まだまだ数の少ない、女性用の機械式時計。理由は、多くの女性のライフスタイルに「機械式」時計が合いにくいためだ。しかしいくつかのメーカーは、十分使える機械式の“エンジン”を作るようになった。今年ブルガリが加えたのは、女性用新型自動巻きの「BVS100 レディ ソロテンポ」。ひょっとしてこれは多くの女性に、機械式時計への扉を開くきっかけとなるかもしれない。
ブライトリングコピー女性用の腕時計に機械式が少ない理由はいくつもある。まずは主ゼンマイがほどけるとすぐ止まってしまうこと。そしてそのたびにリュウズを引っ張り出して時間を合わせる手間のかかること。加えてクォーツに比べて複雑なため、価格も安くないこと。純粋な実用品として考えると、機械式ではくクォーツに軍配が上がるのは間違いない。
現在、多くの機械式時計は、ローター(半円状の重り)が回って主ゼンマイを巻き上げる自動巻きムーブメントを採用する。巻き上げるには、腕を振ってローターを回す必要があるが、デスクワーク中心のユーザーなどが使うと、ローターが十分回らず巻き上げが不足しがちだ。最近の自動巻きでは起こりにくくなったが、ちゃんと腕を振らないと巻き上がらないのは今なお自動巻きの弱点だ。加えてサイズが小さく、ローターを大きく重くできない女性用の自動巻きは、主ゼンマイの巻き上げがいっそう不足したのである。

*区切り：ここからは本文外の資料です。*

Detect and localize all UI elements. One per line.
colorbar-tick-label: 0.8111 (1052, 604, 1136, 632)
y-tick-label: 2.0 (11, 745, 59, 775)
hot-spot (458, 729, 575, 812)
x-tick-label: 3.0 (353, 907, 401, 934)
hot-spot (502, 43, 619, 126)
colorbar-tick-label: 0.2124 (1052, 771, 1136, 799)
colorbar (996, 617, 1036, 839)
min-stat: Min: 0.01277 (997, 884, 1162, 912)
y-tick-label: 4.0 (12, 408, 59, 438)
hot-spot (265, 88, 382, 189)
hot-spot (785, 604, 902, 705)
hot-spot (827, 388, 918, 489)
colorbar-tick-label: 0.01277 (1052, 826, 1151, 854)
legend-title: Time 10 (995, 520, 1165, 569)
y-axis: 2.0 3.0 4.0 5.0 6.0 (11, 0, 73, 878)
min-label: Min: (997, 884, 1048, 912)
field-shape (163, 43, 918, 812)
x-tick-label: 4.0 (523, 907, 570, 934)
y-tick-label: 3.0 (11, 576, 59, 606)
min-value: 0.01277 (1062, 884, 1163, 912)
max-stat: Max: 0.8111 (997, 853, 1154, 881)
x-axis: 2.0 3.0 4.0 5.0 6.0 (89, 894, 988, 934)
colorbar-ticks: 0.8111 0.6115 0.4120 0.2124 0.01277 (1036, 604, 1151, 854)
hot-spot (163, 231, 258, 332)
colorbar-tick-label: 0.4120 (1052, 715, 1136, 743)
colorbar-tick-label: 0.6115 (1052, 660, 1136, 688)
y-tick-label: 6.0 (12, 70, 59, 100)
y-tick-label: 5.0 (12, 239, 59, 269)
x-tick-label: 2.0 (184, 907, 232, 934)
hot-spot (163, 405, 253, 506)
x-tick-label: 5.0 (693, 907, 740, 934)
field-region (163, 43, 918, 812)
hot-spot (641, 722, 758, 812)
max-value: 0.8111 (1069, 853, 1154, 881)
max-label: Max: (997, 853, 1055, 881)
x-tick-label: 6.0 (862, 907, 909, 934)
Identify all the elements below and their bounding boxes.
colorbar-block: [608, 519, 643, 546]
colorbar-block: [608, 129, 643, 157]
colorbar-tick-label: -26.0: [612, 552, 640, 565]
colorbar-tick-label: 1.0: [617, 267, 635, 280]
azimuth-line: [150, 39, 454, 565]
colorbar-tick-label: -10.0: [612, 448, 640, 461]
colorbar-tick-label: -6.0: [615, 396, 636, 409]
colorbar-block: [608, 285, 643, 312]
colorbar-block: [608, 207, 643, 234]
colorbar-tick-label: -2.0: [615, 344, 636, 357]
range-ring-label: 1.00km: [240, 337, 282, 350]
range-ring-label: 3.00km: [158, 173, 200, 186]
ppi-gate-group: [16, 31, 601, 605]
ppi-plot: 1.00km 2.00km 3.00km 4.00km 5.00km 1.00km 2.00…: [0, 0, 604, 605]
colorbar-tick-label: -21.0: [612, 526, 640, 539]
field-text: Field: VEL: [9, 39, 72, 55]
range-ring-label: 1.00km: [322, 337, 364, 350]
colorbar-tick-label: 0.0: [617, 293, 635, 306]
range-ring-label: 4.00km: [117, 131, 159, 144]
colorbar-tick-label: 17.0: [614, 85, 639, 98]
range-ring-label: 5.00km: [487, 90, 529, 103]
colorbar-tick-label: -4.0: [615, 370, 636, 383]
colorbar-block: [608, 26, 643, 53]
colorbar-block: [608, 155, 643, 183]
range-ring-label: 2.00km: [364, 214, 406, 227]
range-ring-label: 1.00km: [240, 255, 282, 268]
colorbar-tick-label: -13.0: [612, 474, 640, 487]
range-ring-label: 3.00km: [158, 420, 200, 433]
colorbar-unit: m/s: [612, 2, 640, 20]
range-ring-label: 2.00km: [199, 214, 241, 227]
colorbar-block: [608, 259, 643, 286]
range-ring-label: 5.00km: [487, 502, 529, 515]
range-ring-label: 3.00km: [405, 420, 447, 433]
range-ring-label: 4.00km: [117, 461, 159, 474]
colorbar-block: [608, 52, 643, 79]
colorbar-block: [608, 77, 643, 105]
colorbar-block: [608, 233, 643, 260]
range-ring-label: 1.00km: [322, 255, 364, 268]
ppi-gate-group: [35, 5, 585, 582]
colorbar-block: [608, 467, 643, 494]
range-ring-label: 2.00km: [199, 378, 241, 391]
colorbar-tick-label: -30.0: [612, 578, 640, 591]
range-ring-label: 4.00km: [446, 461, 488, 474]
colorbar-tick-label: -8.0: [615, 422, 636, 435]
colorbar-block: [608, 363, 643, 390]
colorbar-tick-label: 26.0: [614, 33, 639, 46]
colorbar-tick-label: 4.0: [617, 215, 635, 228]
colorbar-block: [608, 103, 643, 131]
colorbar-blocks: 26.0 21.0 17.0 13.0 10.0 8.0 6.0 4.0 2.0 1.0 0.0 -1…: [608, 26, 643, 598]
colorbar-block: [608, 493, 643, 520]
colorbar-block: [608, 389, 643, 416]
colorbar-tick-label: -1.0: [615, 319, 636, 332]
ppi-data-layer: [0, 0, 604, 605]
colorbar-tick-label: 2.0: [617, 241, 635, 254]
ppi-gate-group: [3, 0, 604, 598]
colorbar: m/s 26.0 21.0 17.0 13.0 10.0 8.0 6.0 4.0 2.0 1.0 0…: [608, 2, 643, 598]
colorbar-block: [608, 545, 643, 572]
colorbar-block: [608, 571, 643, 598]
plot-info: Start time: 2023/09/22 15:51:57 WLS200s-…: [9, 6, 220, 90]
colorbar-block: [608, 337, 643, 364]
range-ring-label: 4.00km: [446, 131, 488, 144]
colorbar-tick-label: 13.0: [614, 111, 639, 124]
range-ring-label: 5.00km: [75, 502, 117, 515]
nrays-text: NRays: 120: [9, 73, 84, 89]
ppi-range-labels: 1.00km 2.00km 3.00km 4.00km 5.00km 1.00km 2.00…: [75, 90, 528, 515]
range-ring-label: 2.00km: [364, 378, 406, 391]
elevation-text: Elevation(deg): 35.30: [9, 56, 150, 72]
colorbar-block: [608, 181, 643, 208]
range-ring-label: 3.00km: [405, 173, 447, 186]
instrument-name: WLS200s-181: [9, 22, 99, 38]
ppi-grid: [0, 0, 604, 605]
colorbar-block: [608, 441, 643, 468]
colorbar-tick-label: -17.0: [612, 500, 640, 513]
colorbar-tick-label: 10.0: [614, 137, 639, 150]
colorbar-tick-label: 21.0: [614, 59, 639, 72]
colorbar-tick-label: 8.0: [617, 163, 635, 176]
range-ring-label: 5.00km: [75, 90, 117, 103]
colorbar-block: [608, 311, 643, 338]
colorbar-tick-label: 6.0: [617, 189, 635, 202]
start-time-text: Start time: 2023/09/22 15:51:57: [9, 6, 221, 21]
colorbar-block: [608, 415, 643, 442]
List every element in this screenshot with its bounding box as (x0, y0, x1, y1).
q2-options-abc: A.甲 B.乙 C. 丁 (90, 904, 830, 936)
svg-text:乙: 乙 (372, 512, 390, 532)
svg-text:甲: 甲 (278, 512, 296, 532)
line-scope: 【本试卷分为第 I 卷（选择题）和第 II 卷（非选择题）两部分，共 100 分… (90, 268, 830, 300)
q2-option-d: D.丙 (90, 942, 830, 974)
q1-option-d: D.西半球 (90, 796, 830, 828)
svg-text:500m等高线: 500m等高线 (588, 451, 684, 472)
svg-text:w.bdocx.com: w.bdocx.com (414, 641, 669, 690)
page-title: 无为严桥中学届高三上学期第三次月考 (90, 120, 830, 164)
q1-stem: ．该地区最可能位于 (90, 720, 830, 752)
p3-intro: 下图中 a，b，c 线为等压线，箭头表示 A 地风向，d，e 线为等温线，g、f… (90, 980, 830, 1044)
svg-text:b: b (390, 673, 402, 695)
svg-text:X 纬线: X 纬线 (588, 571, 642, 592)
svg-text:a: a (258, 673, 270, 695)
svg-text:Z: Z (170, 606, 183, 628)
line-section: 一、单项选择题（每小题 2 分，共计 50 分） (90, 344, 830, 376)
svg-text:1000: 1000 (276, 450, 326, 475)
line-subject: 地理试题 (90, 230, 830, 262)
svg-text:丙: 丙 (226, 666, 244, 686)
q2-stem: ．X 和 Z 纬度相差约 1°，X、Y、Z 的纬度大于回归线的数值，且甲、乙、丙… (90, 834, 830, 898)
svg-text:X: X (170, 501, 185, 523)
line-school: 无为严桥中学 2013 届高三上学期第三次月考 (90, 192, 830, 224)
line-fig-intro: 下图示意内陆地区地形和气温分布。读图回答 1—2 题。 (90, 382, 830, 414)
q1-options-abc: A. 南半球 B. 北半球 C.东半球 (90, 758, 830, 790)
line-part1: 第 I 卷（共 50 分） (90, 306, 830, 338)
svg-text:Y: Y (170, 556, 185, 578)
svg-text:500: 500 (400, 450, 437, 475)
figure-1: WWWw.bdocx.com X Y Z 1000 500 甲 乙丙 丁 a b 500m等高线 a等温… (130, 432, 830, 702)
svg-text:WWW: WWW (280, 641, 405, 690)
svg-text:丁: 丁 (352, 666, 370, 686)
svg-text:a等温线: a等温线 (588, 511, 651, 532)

と考えれば、各メーカーが女性用自動巻きの開発におよび腰だったのは当然だろう。仮に女性用の機械式時計を作るにしても、男性用モデルの見た目を変えて、お茶を濁すのがせいぜいだったのである。筆者が見るに、かつて女性用の自動巻きムーブメントで実用できたのは、ロレックスやブレゲ、ブランパンやハリー・ウィンストン程度しかなかったのではないか。しかし時代は変わった。今やオメガやシャネル、そしてショパールなども、小径にもかかわらず、よく巻き上がる自動巻きムーブメントを採用するようになったのである。そして今年は、そこにブルガリも加わった。今やブルガリは自社製ムーブメントを作るマニュファクチュールとなったが、まさか難易度の高い女性用自動巻きを作るとは、誰が想像しただろう?
Cal.BVS100 レディ ソロテンポの直径は19mm、厚さは3.9mmと小さいが、性能も仕上げも大きな自動巻きムーブメントに引けを取らない。このムーブメントを搭載する新作はすべて裏蓋の一部がサファイアクリスタル製のトランスパレントバック。7枚の蛇のウロコのモチーフがあしらわれたローターなどのディテールを観賞できる。
今年、ブルガリが発表した「BVS100 レディ ソロテンポ」は、広く使われることを前提とした全く新しい自動巻きムーブメントだ。デザイン統括のファブリツィオ・ボナマッサ・スティリアーニは「ムーブメントの設計にあたっては、まず(主ゼンマイを納める)香箱のサイズから考えた」と説明する。理由は、できるだけ長い主ゼンマイでパワーリザーブを伸ばすため。直径19mm、厚さ3.9mmという小さなサイズにもかかわらず、パワーリザーブはなんと約50時間もある。普通、このサイズの女性用ムーブメントはせいぜい40時間程度のパワーリザーブしか持てない。しかしブルガリは、週末放っておいても止まらないだけの長い駆動時間を与えたのである。